To address NOx production, which is prompted by oxidation of ammonia’s nitrogen component through its combustion, the company’s commercialized gas turbine system will combine selective catalytic reduction (SCR) with “a newly developed combustor that reduces NOx emissions,” it said”. Source: www.powermag.com

Green ammonia might be US$450/t by 2030

The cost of ammonia is mainly the cost of the renewable energy used to power the electrolyser and the capital cost of the electrolyser itself. Also the electrolyser presently uses “noble metals” such as palladium for catalysts.

It maybe they can be replaced with cheaper catalysts but at a production efficiency cost.

A good study of the costs fully green ammonia which the authors refer to as “islanded green ammonia” was published in the “Energy & Environmental Science” in July  2020. “Techno economic viability of islanded green ammonia” Nayak-Luke  and Banares – Alcantara

Islanded means there is no grid supplied power it all comes from wind and solar. The authors studied 534 locations in 70 countries.

The authors minimize the intermittency issue by oversizing the electrolysers and using the surplus hydrogen produced as a buffer and by spilling some wind and or solar.

They find that Cape Grim Australia has the lowest potential cost using 2019 data and by 2030 the 10% best producers might have costs around  US350/t

I highly recommend reading the Nayak-Luke article if you are interested in the topic. As well as the results the methodology and the use of a “genetic” algorithm to find the best locations are of great interest.

I reproduce their figure 5 to give an idea of the numbers. The yellow dots are Australia, for readers with good eyes.

The study does not consider locates like say Tasmania or Norway where hydro could make the entire grid green and therefore 100% electrolyser capacity utilization is possible using grid power.

A point to be made is that there are a number of locations in Asia that will be just about as competitive as anything in Australia.

Figure 7 Source: Nayak – Luke 2020
Figure 7 Source: Nayak – Luke 2020

So many numbers, but it comes down to the cost of energy in $/gj

Based on my reading ITK’s projection of 2030 fuel costs at the point of production are:

Figure 8 Source: ITK, ANU, NayakpLuke Banares-Alcnatara
Figure 8 Source: ITK, ANU, NayakpLuke Banares-Alcnatara

The figure is taken from the following table.

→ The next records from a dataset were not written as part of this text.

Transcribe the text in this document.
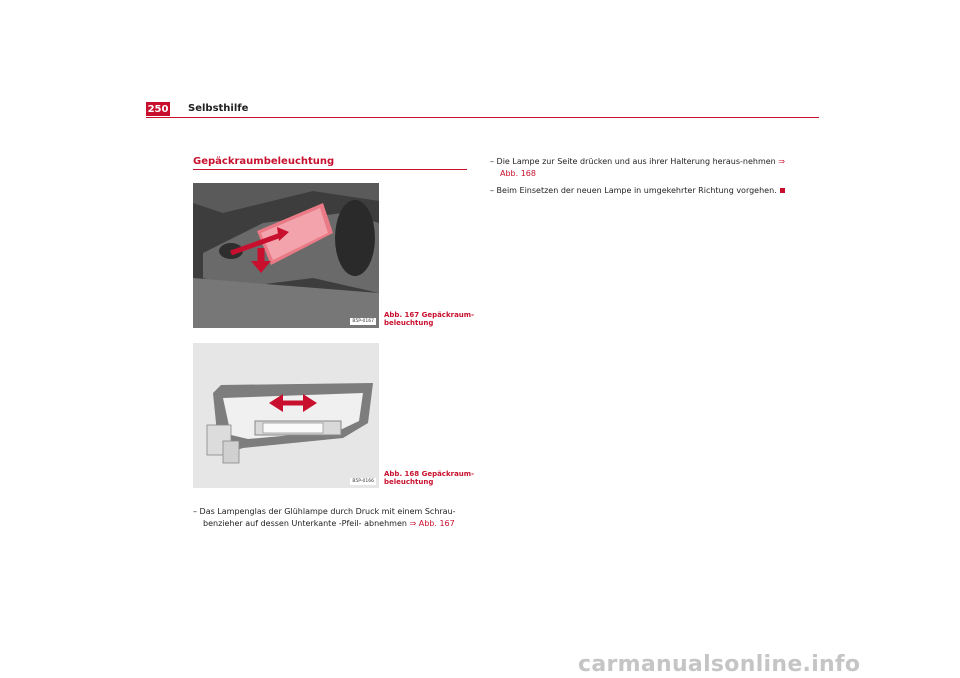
250 Selbsthilfe
Gepäckraumbeleuchtung
B5P-0167
Abb. 167 Gepäckraum-beleuchtung
B5P-0166
Abb. 168 Gepäckraum-beleuchtung
– Das Lampenglas der Glühlampe durch Druck mit einem Schrau-benzieher auf dessen Unterkante -Pfeil- abnehmen ⇒ Abb. 167
– Die Lampe zur Seite drücken und aus ihrer Halterung heraus-nehmen ⇒ Abb. 168
– Beim Einsetzen der neuen Lampe in umgekehrter Richtung vorgehen.
carmanualsonline.info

Figure 9 Source: ITK, ANU, NayakpLuke Banares-Alcnatara
Figure 9 Source: ITK, ANU, NayakpLuke Banares-Alcnatara

The ammonia numbers and the hydrogen numbers essentially assume the best locations globally for production. Average costs will be higher.

David Leitch is a regular contributor to Renew Economy and co-host of the weekly Energy Insiders Podcast. He is principal at ITK, specialising in analysis of electricity, gas and decarbonisation drawn from 33 years experience in stockbroking research & analysis for UBS, JPMorgan and predecessor firms.